American Fiction film review: Hitting difficult targets with grace and skill
Stereotypes are punctured and satire is pushed to the limit in a stirring directorial debut

‘I don’t really believe in race,’ says Thelonious ‘Monk’ Ellison (Jeffrey Wright), literary professor and frustrated LA writer. His problem is that everybody else does; while Monk reflects the diversity of his own personal life in prose, publishers find his work ‘not black enough’. Writer-director Cord Jefferson’s debut, American Fiction, is a spry satire of the media culture wars of today, seen through one man’s agonised attempts to find success on his own terms.

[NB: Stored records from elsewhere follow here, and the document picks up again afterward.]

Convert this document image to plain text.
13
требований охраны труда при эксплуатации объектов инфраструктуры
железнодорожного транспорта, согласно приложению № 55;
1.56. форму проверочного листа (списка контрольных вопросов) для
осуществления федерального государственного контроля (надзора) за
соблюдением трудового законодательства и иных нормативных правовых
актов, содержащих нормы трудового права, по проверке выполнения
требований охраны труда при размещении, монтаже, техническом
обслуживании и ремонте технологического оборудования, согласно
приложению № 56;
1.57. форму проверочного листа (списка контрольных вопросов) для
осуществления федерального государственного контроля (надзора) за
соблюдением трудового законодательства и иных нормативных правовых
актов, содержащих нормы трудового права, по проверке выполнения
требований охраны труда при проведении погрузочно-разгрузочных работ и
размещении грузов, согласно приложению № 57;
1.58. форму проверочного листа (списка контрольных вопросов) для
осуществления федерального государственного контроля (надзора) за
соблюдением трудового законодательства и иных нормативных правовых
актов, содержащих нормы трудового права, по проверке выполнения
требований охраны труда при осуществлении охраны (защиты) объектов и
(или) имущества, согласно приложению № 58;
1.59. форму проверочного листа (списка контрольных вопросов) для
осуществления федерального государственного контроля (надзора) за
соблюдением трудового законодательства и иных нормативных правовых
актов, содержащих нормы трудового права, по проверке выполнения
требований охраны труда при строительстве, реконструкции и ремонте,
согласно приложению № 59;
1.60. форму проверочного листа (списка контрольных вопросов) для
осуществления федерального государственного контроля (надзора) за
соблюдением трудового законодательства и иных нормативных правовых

Inundated with unhelpful black representations in the media, Monk creates a pseudonym (ex-con Stagg) and writes a spoof novel called My Pafology, revelling in the family issues, druggie stereotypes and negative depictions that Monk hates. Stagg’s book becomes a sensation, notably with patronising white readers: ‘white people think they want the truth but they don’t; they just want to be absolved,’ Monk concludes. But disguising himself as the gruff Stagg while on a prestigious literary panel, Monk finds himself open to a damaging unmasking.
American Fiction punctures the self-seriousness around black cultural stereotypes; avoiding attacks on real-world properties like Sapphire’s Push (which was subsequently made into the 2009 film Precious), fictional writer Sintara Golden (Issa Rae) is the nemesis Monk initially despises but comes to understand. There’s precise satire of today’s Hollywood via a crudely exploitative horror film called Plantation Annihilation and Sterling K Brown contributes riotous support as Monk’s flippant gay brother. Attitudes surrounding black culture are ripe for lampooning, but the joke has to be accurate; American Fiction hits a difficult target in a way that even the troubled Thelonious ‘Monk’ would approve of.
American Fiction is in cinemas from Friday 2 February.